Secondo le statistiche di Giornalisti senza Frontiere (Rsf), la Bulgaria è al 111mo posto al mondo nella classifica sul rispetto della libertà di informazione, nonché fanalino di coda dell’Unione Europea. Secondo l’organizzazione, “la diffusa corruzione, la scarsa chiarezza sulla proprietà degli organi di informazione, i sospetti di collusioni tra giornalisti, politici e oligarchi hanno reso il giornalismo obiettivo una vera corsa a ostacoli”.
Gli inquirenti fanno sapere che le indagini sono in corso per accertare eventuali collegamenti tra il brutale omicidio della 30enne e il suo lavoro di giornalista.
Era una bella donna, Victoria. E questo, suo malgrado, la porta ad essere doppiamente vittima, prima delle atroci violenze subite e poi di un becero pregiudizio che puntualmente attribuisce alla stessa vittima una sorta di responsabilità di colpa, sminuendo così la gravità dell’accaduto, oltre che una morte violenta.
Era una bella donna, Victoria, come se questo possa giustificare la morte orribile che le è stata riservata o conferire un comodo alibi a chi ha abusato di lei, l’ha massacrata e poi l’ha soffocata.
Era una bella donna, Victoria, come se questo potesse incidere in qualche modo sulla sua professionalità e sul suo talento di giornalista.
Era una bella donna, Victoria, come se il suo viso, il colore die suoi capelli, la sua fisicità o la taglia del reggiseno potessero sottrarre o aggiungere qualcosa alle verità che stavano emergendo, grazie al suo impegno giornalistico.
Era una bella donna, Victoria, ma era anche e soprattutto una brava giornalista investigativa.

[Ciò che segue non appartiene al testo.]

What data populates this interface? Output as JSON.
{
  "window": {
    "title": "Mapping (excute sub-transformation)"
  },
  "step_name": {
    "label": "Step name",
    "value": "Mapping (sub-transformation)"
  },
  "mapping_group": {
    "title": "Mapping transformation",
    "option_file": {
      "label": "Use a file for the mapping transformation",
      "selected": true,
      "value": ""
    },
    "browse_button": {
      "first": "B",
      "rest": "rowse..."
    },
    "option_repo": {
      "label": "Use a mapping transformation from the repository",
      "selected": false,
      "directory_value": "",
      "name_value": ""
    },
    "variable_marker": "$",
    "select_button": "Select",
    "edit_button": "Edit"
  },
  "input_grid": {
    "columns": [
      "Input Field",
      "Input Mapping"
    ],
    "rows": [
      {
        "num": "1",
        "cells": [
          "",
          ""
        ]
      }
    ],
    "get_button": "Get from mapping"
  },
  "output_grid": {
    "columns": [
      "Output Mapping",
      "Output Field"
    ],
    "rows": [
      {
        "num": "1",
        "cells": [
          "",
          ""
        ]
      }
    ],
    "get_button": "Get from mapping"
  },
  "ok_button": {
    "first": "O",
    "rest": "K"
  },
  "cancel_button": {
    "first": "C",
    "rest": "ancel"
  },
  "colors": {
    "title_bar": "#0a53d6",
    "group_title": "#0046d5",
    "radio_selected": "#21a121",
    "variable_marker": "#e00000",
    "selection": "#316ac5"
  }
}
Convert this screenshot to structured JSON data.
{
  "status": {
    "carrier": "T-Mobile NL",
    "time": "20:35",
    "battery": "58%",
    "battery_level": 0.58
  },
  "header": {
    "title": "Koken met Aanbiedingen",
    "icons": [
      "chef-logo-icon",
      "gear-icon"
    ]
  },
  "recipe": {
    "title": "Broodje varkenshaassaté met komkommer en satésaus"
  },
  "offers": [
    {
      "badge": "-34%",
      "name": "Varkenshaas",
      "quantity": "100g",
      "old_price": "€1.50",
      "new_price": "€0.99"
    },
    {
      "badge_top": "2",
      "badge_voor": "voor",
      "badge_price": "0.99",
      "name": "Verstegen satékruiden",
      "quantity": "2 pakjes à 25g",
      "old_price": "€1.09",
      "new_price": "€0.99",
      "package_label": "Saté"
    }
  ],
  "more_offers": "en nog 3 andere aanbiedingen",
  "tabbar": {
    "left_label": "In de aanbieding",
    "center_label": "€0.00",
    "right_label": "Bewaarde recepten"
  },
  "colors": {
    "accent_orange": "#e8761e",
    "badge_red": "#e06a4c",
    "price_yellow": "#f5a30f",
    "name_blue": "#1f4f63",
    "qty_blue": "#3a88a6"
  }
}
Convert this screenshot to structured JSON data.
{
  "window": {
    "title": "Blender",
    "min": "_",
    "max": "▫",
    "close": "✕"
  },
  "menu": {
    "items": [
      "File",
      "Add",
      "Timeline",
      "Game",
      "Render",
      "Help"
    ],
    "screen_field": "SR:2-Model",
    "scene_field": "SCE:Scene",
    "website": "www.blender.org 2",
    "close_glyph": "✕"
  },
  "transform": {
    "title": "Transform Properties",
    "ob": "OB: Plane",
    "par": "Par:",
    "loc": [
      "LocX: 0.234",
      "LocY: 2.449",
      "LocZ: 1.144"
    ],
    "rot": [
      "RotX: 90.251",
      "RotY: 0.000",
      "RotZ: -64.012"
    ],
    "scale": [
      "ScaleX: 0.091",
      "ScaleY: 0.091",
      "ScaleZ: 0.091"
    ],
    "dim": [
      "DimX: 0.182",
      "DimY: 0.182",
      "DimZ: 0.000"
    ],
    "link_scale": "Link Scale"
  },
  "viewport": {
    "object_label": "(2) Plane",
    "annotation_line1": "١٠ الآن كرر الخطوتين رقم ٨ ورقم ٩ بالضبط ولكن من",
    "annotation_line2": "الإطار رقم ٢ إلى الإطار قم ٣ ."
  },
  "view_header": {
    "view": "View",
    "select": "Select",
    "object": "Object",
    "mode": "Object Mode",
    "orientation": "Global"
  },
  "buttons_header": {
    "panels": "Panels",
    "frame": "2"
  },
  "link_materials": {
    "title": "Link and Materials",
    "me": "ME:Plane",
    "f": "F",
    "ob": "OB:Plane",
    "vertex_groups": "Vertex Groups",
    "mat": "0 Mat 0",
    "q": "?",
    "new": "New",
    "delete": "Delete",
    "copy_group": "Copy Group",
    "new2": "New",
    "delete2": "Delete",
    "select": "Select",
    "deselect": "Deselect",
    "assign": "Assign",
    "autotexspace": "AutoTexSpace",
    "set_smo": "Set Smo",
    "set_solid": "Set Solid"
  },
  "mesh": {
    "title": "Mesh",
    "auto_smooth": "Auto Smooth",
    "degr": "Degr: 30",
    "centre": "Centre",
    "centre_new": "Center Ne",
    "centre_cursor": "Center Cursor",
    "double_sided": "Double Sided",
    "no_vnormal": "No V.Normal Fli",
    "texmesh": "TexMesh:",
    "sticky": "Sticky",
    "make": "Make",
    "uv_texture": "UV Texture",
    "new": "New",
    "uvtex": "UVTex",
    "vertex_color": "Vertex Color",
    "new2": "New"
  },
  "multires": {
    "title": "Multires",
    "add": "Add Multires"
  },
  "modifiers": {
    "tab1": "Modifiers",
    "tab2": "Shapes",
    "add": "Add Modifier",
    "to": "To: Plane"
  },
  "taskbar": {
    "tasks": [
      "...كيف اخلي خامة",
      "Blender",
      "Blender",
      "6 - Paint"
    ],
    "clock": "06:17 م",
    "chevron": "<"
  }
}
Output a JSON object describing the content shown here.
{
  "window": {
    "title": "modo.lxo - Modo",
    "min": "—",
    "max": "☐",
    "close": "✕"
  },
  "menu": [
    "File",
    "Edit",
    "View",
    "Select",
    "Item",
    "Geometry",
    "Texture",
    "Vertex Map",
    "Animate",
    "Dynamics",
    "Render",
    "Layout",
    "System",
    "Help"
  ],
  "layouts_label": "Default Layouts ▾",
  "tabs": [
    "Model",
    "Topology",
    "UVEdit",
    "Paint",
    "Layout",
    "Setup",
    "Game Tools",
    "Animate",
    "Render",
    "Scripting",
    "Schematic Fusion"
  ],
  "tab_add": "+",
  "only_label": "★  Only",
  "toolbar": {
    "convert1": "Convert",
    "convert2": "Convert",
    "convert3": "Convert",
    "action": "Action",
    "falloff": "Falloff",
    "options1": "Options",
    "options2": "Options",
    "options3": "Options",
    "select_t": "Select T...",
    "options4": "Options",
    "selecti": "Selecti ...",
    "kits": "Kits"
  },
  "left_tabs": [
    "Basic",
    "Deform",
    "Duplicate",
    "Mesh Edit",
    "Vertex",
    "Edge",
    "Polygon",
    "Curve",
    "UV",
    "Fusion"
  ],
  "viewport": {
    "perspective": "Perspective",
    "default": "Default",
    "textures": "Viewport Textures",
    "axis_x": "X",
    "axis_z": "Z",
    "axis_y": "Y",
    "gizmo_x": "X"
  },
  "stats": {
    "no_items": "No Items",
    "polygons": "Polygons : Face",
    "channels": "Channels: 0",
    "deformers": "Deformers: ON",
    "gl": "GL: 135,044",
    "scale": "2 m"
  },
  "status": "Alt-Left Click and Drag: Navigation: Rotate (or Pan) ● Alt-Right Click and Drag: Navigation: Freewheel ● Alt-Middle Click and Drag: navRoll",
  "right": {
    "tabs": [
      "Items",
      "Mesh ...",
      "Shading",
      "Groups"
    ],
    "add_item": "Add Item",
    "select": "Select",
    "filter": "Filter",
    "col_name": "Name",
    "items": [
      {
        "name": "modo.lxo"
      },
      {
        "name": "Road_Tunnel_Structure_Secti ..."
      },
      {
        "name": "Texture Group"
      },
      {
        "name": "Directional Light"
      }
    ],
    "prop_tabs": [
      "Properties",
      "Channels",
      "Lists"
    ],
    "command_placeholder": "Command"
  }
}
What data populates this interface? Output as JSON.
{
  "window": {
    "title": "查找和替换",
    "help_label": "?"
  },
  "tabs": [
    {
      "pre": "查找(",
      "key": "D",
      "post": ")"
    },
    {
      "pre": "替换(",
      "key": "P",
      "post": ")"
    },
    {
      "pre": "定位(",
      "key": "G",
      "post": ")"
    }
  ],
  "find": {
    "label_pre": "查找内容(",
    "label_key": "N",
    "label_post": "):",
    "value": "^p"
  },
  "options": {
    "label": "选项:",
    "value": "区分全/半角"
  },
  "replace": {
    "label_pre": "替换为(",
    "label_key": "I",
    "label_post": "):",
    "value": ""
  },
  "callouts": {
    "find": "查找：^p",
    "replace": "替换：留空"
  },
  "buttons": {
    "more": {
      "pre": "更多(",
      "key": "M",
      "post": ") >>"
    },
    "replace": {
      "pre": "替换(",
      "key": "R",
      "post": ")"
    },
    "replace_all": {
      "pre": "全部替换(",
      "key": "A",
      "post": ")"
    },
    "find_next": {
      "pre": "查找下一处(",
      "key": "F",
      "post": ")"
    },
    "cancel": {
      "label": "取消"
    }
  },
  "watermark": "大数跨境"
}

Il sessismo, in una società apparentemente civile ed evoluta, ma retrograda nella sostanza e nella concreta pratica quotidiana, seguita a denigrare la dignità delle donne lavoratrici che per affermare degli ideali o per portare avanti battaglie in cui credono, assumendo dei ruoli scomodi e poco graditi a chi vive nell’ombra del malaffare, troppo spesso, perdono la vita e, nella maggior parte dei casi, vedono svilire la loro persona, proprio come sta accadendo a Victoria Marinova: una bella donna, troppo bella per fare la giornalista d’inchiesta e per pretendere che perfino il suo brutale assassinio venga preso sul serio, riconducendolo, senza indugi e bigottismi, alla sua attività giornalistica.
Un assassinio che innalza a tre il numero delle giornaliste uccise nell’ultimo anno, colpevoli di aver raccontato verità scomode e di aver illuminato quel genere di loschi affari che per beneficiare di una lunga vita necessitano di navigare nell’ombra. Ai nomi di Daphne Caruana Galizia e Jan Kuciak, si aggiunge quello di Victoria Marinova.
La morte della giornalista Victoria Marinova sottolinea quanto sia ancora lunga e tortuosa la strada da percorrere per preservare e rivendicare la libertà d’informazione.
La morte della donna Victoria Marinova sottolinea quanto sia ancora lunga e tortuosa la strada da percorrere per affermare la parità dei sessi, non solo nella forma e nelle intenzioni, ma nella pratica concreta dei fatti, in tutti gli ambiti e soprattutto tra le fila di una società sempre più facile da plasmare a immagine e somiglianza delle volontà dei poteri forti.